The first issue of this magazine appeared in September 1995, part way through the Clinton administration, and less than a year after the Republican victory in the congressional elections of 1994. The pressing foreign policy issue of the day was Bosnia. The world seems a very different place today. To mark our 10th anniversary, we invited several of our valued contributors to reflect on the decade past and, at least indirectly, on the years ahead. More specifically, we asked them to address this question:

“On what issue or issues (if any!) have you changed your mind in the last 10 years- and why?” Their responses follow.


OVER THE PAST 10 YEARS, my views on the uses of American power have evolved considerably. This should not be terribly surprising because in that time the world situation has changed and my own situation has changed.

Back in 1995, I was only in my mid-20s, and writing primarily about issues like telecom regulation and tort reform for the editorial page of the Wall Street Journal. I had generally conservative instincts–anti-Communist, pro-military–but I did not have strong opinions on many specific foreign policy and national security issues facing the post-Cold War world.

Some cold warriors had become isolationists, while others had become realpolitikers with a narrow view of American interests. I was never seduced by the siren song of isolationism, but between realpolitik and what might be called “conservative internationalism”–the doctrine more popularly (if perhaps incorrectly) known as “neoconservatism”–I was effectively neutral.

Should we intervene in Rwanda, Bosnia, Haiti, or Kosovo? Both the realpolitikers arguing against these interventions, and the neo-Wilsonians arguing for them, had good points. I wasn’t sure where the merits lay. Expand NATO to Eastern Europe? Declare war on al Qaeda following the 1993 World Trade Center bombing and some incendiary rhetoric from Osama bin Laden? Decrease the size of the U.S. armed forces to take advantage of a “strategic pause”? I confess that I was ambivalent about all these issues, which divided so many in the foreign policy world. But then, in 1995, I wasn’t part of the foreign policy world.

More recently, I have developed strong views on many of these subjects. What made up my mind? It wasn’t the arrival of regular payments from the Neocon Central Office or the Global Zionist Conspiracy (somehow those checks have never reached my account). It was simply the march of events that was decisive.

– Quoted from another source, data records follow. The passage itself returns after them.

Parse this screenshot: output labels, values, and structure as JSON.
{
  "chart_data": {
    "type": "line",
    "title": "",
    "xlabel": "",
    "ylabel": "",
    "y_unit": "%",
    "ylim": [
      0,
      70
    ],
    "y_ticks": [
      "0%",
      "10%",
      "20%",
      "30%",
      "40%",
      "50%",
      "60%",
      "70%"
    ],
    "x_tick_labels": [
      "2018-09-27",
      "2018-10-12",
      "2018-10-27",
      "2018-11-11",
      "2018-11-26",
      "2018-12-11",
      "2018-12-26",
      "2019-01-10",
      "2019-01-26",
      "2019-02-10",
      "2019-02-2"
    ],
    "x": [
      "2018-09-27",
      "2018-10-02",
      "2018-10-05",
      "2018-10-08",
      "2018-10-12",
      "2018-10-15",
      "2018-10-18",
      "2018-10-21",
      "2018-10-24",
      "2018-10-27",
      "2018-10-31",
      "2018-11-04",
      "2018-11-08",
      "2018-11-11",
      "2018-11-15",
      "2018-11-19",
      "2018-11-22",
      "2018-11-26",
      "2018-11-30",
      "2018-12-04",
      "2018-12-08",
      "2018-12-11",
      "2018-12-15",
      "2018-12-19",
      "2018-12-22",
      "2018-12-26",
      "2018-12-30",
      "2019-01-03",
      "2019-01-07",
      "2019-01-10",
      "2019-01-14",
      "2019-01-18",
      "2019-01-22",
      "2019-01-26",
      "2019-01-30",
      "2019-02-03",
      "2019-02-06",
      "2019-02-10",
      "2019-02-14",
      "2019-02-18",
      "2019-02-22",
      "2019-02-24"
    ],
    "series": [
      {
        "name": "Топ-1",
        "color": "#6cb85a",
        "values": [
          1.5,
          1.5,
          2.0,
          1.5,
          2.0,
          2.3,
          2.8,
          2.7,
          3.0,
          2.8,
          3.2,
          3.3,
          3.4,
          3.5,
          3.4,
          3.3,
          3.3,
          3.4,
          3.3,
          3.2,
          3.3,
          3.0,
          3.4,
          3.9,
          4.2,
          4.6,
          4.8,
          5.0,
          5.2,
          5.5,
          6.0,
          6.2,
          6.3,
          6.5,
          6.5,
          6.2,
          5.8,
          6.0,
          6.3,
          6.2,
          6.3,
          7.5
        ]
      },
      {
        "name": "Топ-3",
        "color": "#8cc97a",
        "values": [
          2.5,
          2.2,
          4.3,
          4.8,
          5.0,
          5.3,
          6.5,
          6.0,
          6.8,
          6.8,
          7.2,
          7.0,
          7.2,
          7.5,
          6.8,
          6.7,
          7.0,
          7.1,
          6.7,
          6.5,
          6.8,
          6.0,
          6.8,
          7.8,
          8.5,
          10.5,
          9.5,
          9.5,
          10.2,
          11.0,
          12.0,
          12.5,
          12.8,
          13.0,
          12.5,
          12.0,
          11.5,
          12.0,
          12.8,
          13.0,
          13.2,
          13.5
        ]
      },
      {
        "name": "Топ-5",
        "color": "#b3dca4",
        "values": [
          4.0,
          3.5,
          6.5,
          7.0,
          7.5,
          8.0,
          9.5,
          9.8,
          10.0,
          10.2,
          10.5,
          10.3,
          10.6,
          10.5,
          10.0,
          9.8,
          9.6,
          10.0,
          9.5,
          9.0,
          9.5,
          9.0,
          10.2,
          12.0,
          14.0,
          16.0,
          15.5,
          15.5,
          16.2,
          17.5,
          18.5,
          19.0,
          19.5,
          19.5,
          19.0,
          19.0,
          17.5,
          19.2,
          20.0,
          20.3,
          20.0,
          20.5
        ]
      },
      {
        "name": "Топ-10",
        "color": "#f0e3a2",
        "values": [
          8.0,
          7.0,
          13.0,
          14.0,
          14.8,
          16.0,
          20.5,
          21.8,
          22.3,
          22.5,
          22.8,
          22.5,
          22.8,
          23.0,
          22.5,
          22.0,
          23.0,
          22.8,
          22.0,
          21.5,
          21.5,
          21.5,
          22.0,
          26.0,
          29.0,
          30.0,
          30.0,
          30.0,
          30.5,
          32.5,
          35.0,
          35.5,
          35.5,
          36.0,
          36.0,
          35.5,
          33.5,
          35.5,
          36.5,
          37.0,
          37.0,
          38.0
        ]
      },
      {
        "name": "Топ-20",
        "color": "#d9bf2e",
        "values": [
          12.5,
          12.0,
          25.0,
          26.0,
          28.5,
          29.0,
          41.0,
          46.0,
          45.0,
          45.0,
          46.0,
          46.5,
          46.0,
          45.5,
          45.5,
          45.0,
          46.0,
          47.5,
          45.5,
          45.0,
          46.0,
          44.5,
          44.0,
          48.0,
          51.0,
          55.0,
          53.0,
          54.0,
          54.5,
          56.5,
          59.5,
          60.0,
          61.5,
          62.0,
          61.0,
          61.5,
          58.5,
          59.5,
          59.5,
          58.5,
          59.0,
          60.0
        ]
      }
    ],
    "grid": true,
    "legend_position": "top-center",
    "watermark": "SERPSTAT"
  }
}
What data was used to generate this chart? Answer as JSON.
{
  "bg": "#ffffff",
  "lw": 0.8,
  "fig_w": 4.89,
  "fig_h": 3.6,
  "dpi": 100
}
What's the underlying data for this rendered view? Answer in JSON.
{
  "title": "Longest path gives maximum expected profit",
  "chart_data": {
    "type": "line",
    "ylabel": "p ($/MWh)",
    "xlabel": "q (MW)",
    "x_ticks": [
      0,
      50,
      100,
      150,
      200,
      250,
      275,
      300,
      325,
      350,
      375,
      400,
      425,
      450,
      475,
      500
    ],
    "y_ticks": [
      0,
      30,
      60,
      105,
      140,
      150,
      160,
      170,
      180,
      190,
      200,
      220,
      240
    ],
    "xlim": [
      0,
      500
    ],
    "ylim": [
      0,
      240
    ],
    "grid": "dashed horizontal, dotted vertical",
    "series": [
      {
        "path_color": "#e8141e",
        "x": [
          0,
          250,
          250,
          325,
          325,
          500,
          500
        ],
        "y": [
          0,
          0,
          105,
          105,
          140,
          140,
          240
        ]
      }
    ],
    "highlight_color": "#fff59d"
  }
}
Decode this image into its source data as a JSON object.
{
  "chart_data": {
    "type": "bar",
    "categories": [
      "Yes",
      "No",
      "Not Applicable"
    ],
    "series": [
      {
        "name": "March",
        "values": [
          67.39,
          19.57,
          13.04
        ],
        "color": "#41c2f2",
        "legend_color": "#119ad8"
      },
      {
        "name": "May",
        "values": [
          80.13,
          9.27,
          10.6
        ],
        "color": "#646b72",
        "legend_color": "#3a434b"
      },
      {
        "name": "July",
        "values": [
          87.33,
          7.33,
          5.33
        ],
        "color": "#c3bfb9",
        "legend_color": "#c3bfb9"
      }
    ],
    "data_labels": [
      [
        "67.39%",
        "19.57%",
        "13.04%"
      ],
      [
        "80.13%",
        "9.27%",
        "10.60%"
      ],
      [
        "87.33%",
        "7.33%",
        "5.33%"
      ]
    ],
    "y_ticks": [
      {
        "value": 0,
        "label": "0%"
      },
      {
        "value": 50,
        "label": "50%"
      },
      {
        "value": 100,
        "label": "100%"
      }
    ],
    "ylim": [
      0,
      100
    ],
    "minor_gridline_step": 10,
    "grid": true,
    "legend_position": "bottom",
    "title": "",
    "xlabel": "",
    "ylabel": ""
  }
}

The Bosnia and Kosovo missions, for instance, showed how much good “humanitarian” interventions could do, while the slaughter in Rwanda laid bare America’s shame for not intervening. The expansion of NATO was a signal success, while the unwillingness to treat al Qaeda more seriously and to put the American military on a wartime footing was a notable failure. So, too, the quintessentially realpolitik decision to leave Saddam Hussein on the throne in 1991 appeared to be a major blunder.

Based on these experiences–and my own study of our history, undertaken for my 2002 book The Savage Wars of Peace: Small Wars and the Rise of American Power, which showed that the United States has a far more extensive record of foreign interventions than is commonly believed–I have come to argue for an expansive American role in safeguarding global security. You might say, to borrow a phrase, that THE STANDARD was “right from the beginning”; I am right behind.

Max Boot is a senior fellow at the Council on Foreign Relations, a contributing editor to THE WEEKLY STANDARD, and a foreign-affairs columnist for the Los Angeles Times.